Le briquet est terminé, je porte mon boutelot à la bouche pour une dernière goulée avant de reprendre nos outils. Notre travail est remarqué derrière nous, car nous laissons une voie propre et un matériel bien rangé, un vrai plaisir à voir. La fin de poste arrive. Les outils retrouvent leurs caches habituelles. En sueur, nous regagnons nos musettes pour vider nos gourdes et nous changer avant de rejoindre l’accrochage.

Nous arrivons en général les premiers au puits après pas loin d'une heure de marche. La chaleur moite est gênante, au jour il doit "faire beau". Les abatteurs nous talonnent à dix minutes environs, leur trajet pédestre est plus long que le notre.

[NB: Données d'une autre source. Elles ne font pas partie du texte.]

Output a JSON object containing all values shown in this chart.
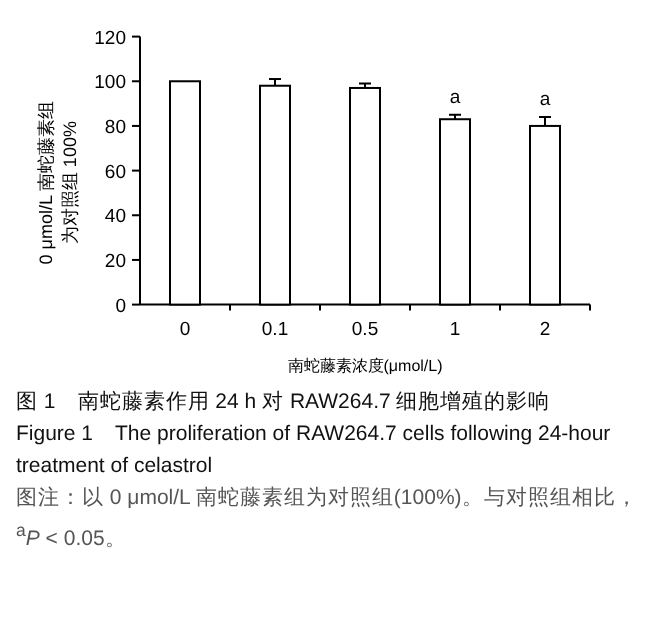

Pendant ces quelques minutes, l’ancien discute avec l’emballeur, cela me laisse tout le loisir de fureter à droite et à gauche à la recherche d’objets, outils ou machines, anciens. Notre étage est toujours le dernier à la remonte.

Les cages ont déjà commencé la remonte du personnel, ceux des étages inférieurs. Pendant un cours instant, on peut voir à chaque passage des lampes défiler, ce sont celles des mineurs de 391. Descendus les premiers ils remontent dans le même ordre. Une cage les remonte tandis qu’une autre en descend une autre fournée. Un surveillant, le paquet de jetons à la main, annonce chaque numéro : N° 480 : Je me présente pour récupérer mon jeton. Une cage s’arrête à notre étage, c’est la dernière de 286, il faut la compléter.

Le câble tire si fort qu’il semble nous aspirer vers le jour vers la lumière éblouissante du soleil. La cage ralentie, un courant d’air chaud nous frappe le visage le brouhaha du plat s’amplifie, la cage arrête avec douceur. Quelques secondes d’attente puis les sonneries autorisant l’ouverture des portes. D’un pas rapide, nous sortons, déjà une autre équipe nous remplace dans la cage par l’autre côté. En descendant l’escalier je sors de ma blague à tabac une "roulée".

Je quémande du feu à un confrère qui attend la cage tranquillement et refais le chemin en sens inverse : les escaliers la lampisterie pour la dépose de la lampe et du jeton de présence, puis la salle de bains. Assis sur le banc de bois je savoure ma cigarette de gris tranquillement, puis déroule ma corde doucement pour descendre mon linge propre. Je me dénude, mon corps est blanc par rapport à ma figure et à mes bras. Les douches fumantes déversent l’eau bienfaitrice. Je reste quelques instants sans bouger sous la "douchette". Mon béguin (Coiffe que le mineur porte sous sa barrette) me sert de gant de toilette, il restera ainsi propre d’un poste sur l’autre.

En franchissant la porte tourniquet, je rallume une autre cigarette avec mon briquet à essence. Je ne suis pas pressé de rentrer, bien que la faim me tenaille un peu l’estomac, il fait si beau.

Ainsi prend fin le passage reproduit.